The architects set out their stall (from the website):

"A folded metallic envelope wraps 140m2 of internal accommodation, lending the building an angular profile and an air of lightness akin to that of a paper aeroplane. This aerodynamic effect is enhanced by the sloping roof which rises from 3m at the rear staff entrance point to 5m at the public entrance. The large spans and cantilevers required have been achieved using a steel frame braced by a structural ply skin and clad in stainless steel panels. This solution minimises the thickness of the structural envelope - an important consideration in a building of this scale. In addition, the sensitive and restricted nature of the site made a rapid construction method highly desirable. Accordingly, the steel frame was prefabricated in 2 separate sections which were craned onto the site at night and assembled over the course of a couple of days.

"The structure is clad in a specially manufactured system of 220 pre-finished stainless steel panels. This subtly reflective surface provides a striking counterpoint to the stonework of St Paul’s, and the panelisation of each elevation emphasises the crisp angularity of the folded form. By contrast, the building interior is lined with a tessellation of 174 vivid yellow panels formed from Trespa, a recycled timber product. This bright and compact interior conceals a host of high-tech equipment necessary for providing a state-of-the-art information service to visitors. Public facilities are located at the widest part of the triangular plan, and are separated from the staff facilities beyond by a specially-designed information desk.


Thursday, March 1

Going Going Gone!

Sonnet and I invited to a dinner auction fundraiser for the Contemporary Arts Society ; Veronique is on the committee.  The dress-code is "Circus chic" and for a moment I contemplate the cow suit but instead go for the African wrap, pictured, which Katie gifts me from Nairobi. 

The evening at the Farmiloe building in Clerkenwell, a retired warehouse now used for .. entertainings. A man on stilts greets us from 25-feet up; two Frenchmen juggle and a model smiles in a provocative clown suit.  Inside , we watch acrobats dangling from ropes contorting their bodies in gravity defying sorts of ways.  We are handed martinis and champagne cocktails.

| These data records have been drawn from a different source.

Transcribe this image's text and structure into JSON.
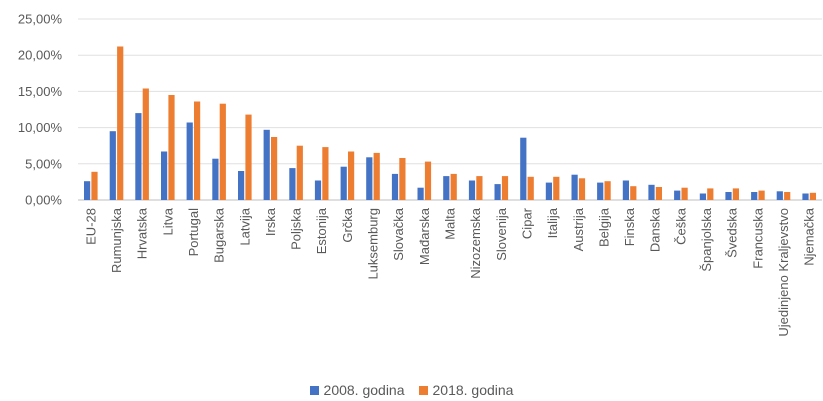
{
  "chart_data": {
    "type": "bar",
    "categories": [
      "EU-28",
      "Rumunjska",
      "Hrvatska",
      "Litva",
      "Portugal",
      "Bugarska",
      "Latvija",
      "Irska",
      "Poljska",
      "Estonija",
      "Grčka",
      "Luksemburg",
      "Slovačka",
      "Mađarska",
      "Malta",
      "Nizozemska",
      "Slovenija",
      "Cipar",
      "Italija",
      "Austrija",
      "Belgija",
      "Finska",
      "Danska",
      "Češka",
      "Španjolska",
      "Švedska",
      "Francuska",
      "Ujedinjeno Kraljevstvo",
      "Njemačka"
    ],
    "series": [
      {
        "name": "2008. godina",
        "color": "#4472c4",
        "values": [
          2.6,
          9.5,
          12.0,
          6.7,
          10.7,
          5.7,
          4.0,
          9.7,
          4.4,
          2.7,
          4.6,
          5.9,
          3.6,
          1.7,
          3.3,
          2.7,
          2.2,
          8.6,
          2.4,
          3.5,
          2.4,
          2.7,
          2.1,
          1.3,
          0.9,
          1.1,
          1.1,
          1.2,
          0.9
        ]
      },
      {
        "name": "2018. godina",
        "color": "#ed7d31",
        "values": [
          3.9,
          21.2,
          15.4,
          14.5,
          13.6,
          13.3,
          11.8,
          8.7,
          7.5,
          7.3,
          6.7,
          6.5,
          5.8,
          5.3,
          3.6,
          3.3,
          3.3,
          3.2,
          3.2,
          3.0,
          2.6,
          1.9,
          1.8,
          1.7,
          1.6,
          1.6,
          1.3,
          1.1,
          1.0
        ]
      }
    ],
    "yticks": [
      "0,00%",
      "5,00%",
      "10,00%",
      "15,00%",
      "20,00%",
      "25,00%"
    ],
    "ylim": [
      0,
      25
    ],
    "grid": true,
    "legend_position": "bottom"
  }
}
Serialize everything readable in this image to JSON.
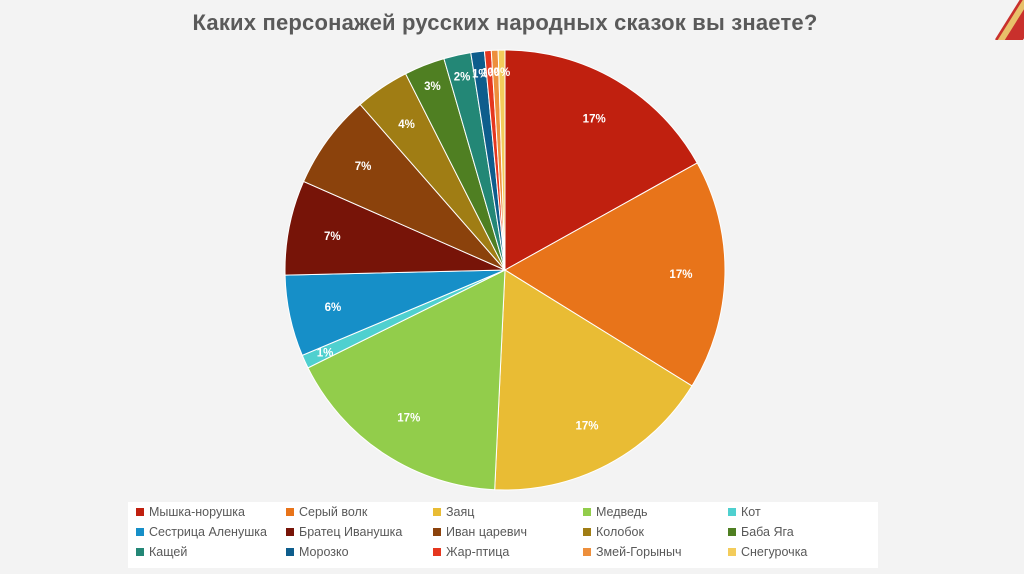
{
  "title": "Каких персонажей русских народных сказок вы знаете?",
  "chart_data": {
    "type": "pie",
    "title": "Каких персонажей русских народных сказок вы знаете?",
    "legend_position": "bottom",
    "slices": [
      {
        "name": "Мышка-норушка",
        "value": 17,
        "label": "17%",
        "color": "#c0200f"
      },
      {
        "name": "Серый волк",
        "value": 17,
        "label": "17%",
        "color": "#e8741a"
      },
      {
        "name": "Заяц",
        "value": 17,
        "label": "17%",
        "color": "#e9bc34"
      },
      {
        "name": "Медведь",
        "value": 17,
        "label": "17%",
        "color": "#92cd4b"
      },
      {
        "name": "Кот",
        "value": 1,
        "label": "1%",
        "color": "#4fd0cf"
      },
      {
        "name": "Сестрица Аленушка",
        "value": 6,
        "label": "6%",
        "color": "#168fc8"
      },
      {
        "name": "Братец Иванушка",
        "value": 7,
        "label": "7%",
        "color": "#771408"
      },
      {
        "name": "Иван царевич",
        "value": 7,
        "label": "7%",
        "color": "#8b420c"
      },
      {
        "name": "Колобок",
        "value": 4,
        "label": "4%",
        "color": "#a07d14"
      },
      {
        "name": "Баба Яга",
        "value": 3,
        "label": "3%",
        "color": "#4f7f22"
      },
      {
        "name": "Кащей",
        "value": 2,
        "label": "2%",
        "color": "#238776"
      },
      {
        "name": "Морозко",
        "value": 1,
        "label": "1%",
        "color": "#0e5d8c"
      },
      {
        "name": "Жар-птица",
        "value": 0.5,
        "label": "1%",
        "color": "#e5371f"
      },
      {
        "name": "Змей-Горыныч",
        "value": 0.5,
        "label": "0%",
        "color": "#ed8f3c"
      },
      {
        "name": "Снегурочка",
        "value": 0.5,
        "label": "0%",
        "color": "#f3cc5b"
      }
    ]
  }
}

Since this an auction, the art displayed for the 1% who bid £50,000 like it was water . The Sotheby's auctioneer moves things along : " Can I hear 35?  35 is on offer. Do I hear 36? 36 it is! 37? 37? 38! DoIhear40goingoncegoingtwice!soldtothegentlemanininsequenedtrousers" Taste is subjective. 

I sit next to the Russian whose dress holds the rest of her in. She has a gallery on Regent's Park and invites me to have a look. At the gallery. Ar ar.

Car ride to football.
Me: "So how much homework are you boys going to have at the Hampton School?"
Eitan: "I don't know."
Joe: "They say its an hour and twenty minutes. Every day."
Me: "Which will take you guys , like, three hours."
Joe: "Is that your way of saying we are not very smart Mr Orenstein?"